A cada nova tragédia divulgada no Brasil e no mundo, as pessoas tendem a parar e refletir sobre o ocorrido e a manifestar sua indignação, aflorando seu lado mais “humano”, ou seja, suas emoções, entre elas a empatia, comportamento esse que não ocorre normalmente, afinal, no cenário em que vivemos dificilmente existe reflexão acerca das necessidades do outro.

Veja também:
§  Alegria em Meio a Dor Aqui
§  O Sofrimento dos Justos - Aqui



Quando tragédias ocorrem, como dito anteriormente, as emoções vêm à tona e nos tornamos mais sensíveis, servindo inclusive como momento de autorreflexão sobre a vida, nossa existência, nossa missão na Terra, nossa postura como pais, filhos e cristãos. Muitas pessoas se solidarizam nesses momentos de dor e sofrimento, querem ajudar as vítimas das tragédias, refletem e acabam reconhecendo sua mortalidade e, em alguns casos, chegam a sentirem-se impotentes. Por outro lado, quem vive a tragédia na pele costuma desenvolver transtornos emocionais graves como a depressão, o estresse pós-traumático, a síndrome do pânico e até doenças psicossomáticas.

Aqui, a primeira provocação que faço é: Você precisa se deparar com tragédias para se tornar mais humano, emocional e consciente do seu propósito?
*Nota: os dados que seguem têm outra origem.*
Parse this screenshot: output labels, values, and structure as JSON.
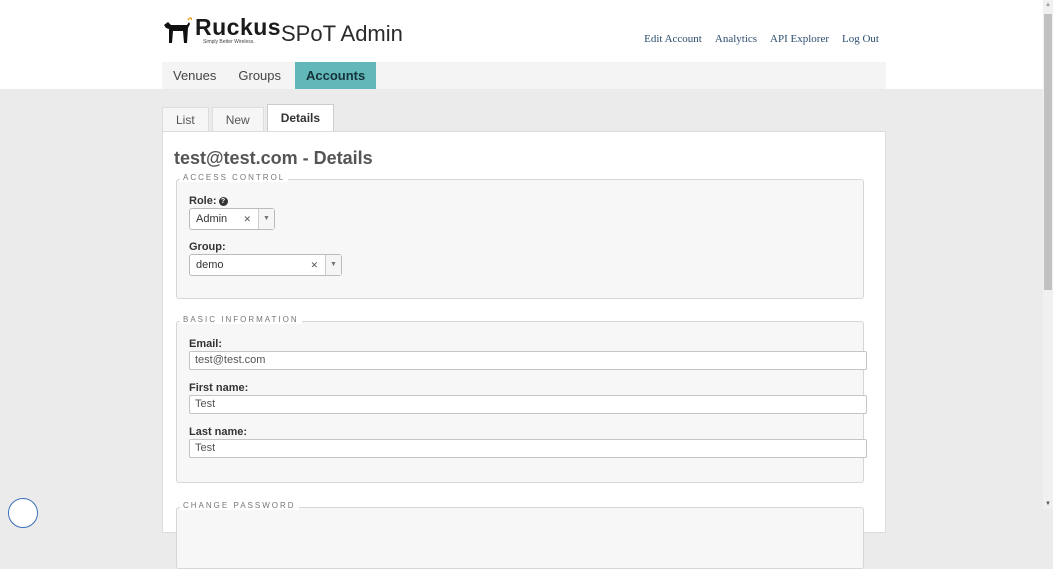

É fundamental termos consciência sobre a nossa missão neste mundo. Viemos para fazer a diferença! Evangelizar é preciso! Nunca sabemos o dia de amanhã, o tempo e a vida estão nas mãos de Deus. Será que estamos fazendo a nossa parte enquanto seres humanos?
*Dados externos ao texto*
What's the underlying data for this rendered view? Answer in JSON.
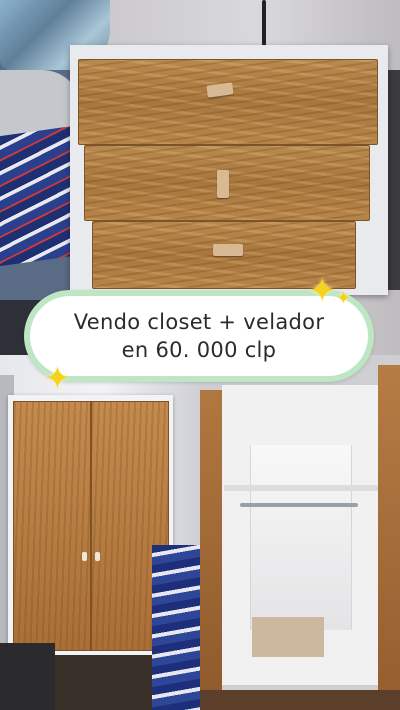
{
  "caption": {
    "line1": "Vendo closet + velador",
    "line2": "en 60. 000 clp"
  },
  "colors": {
    "bubble_border": "#bfe6c4",
    "bubble_fill": "#ffffff",
    "sparkle": "#f6d21c",
    "wood": "#b47a40"
  },
  "icons": {
    "sparkle": "sparkle-icon"
  }
}
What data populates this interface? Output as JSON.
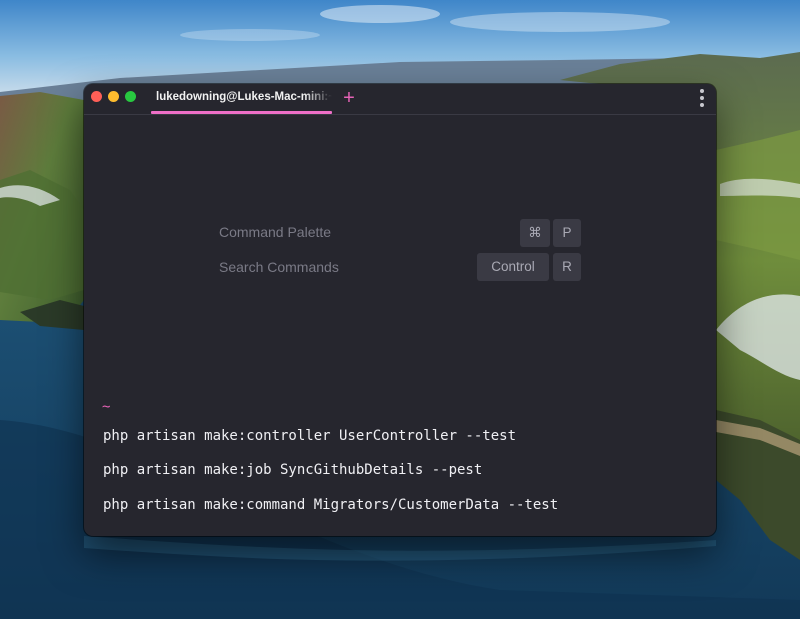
{
  "window": {
    "tab_title": "lukedowning@Lukes-Mac-mini:~",
    "new_tab_label": "+",
    "colors": {
      "accent": "#ee6fc7",
      "prompt": "#e563b6",
      "background": "#26262e"
    },
    "icons": [
      "close-light",
      "minimize-light",
      "zoom-light",
      "plus-icon",
      "vertical-dots-icon"
    ]
  },
  "hints": [
    {
      "label": "Command Palette",
      "keys": [
        "⌘",
        "P"
      ]
    },
    {
      "label": "Search Commands",
      "keys": [
        "Control",
        "R"
      ]
    }
  ],
  "shell": {
    "prompt": "~",
    "commands": [
      "php artisan make:controller UserController --test",
      "php artisan make:job SyncGithubDetails --pest",
      "php artisan make:command Migrators/CustomerData --test"
    ]
  }
}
Quando o homem depara-se com as suas limitações, sua fragilidade humana e as reconhece, ele pode se aproximar mais do próximo, mesmo vivendo inserido em um mundo que apresenta constantemente características desumanizadas em que o egoísmo (aquele que pensa somente em si) e o egocentrismo (pessoa que acha que o mundo gira em torno de si) transbordam as relações humanas, afinal cada vez mais se vive o “ter” o e não o “ser”, intensificando o desafeto. Mesmo assim, se aproximar do próximo é a melhor escolha. Ser workaholic e estar sempre na correria, muitas vezes com a justificativa de ser o melhor para a família, é extremamente comum hoje em dia, porém, valorizar o ser-humano é fundamental, e na prática é o que nos aproxima do nosso verdadeiro propósito.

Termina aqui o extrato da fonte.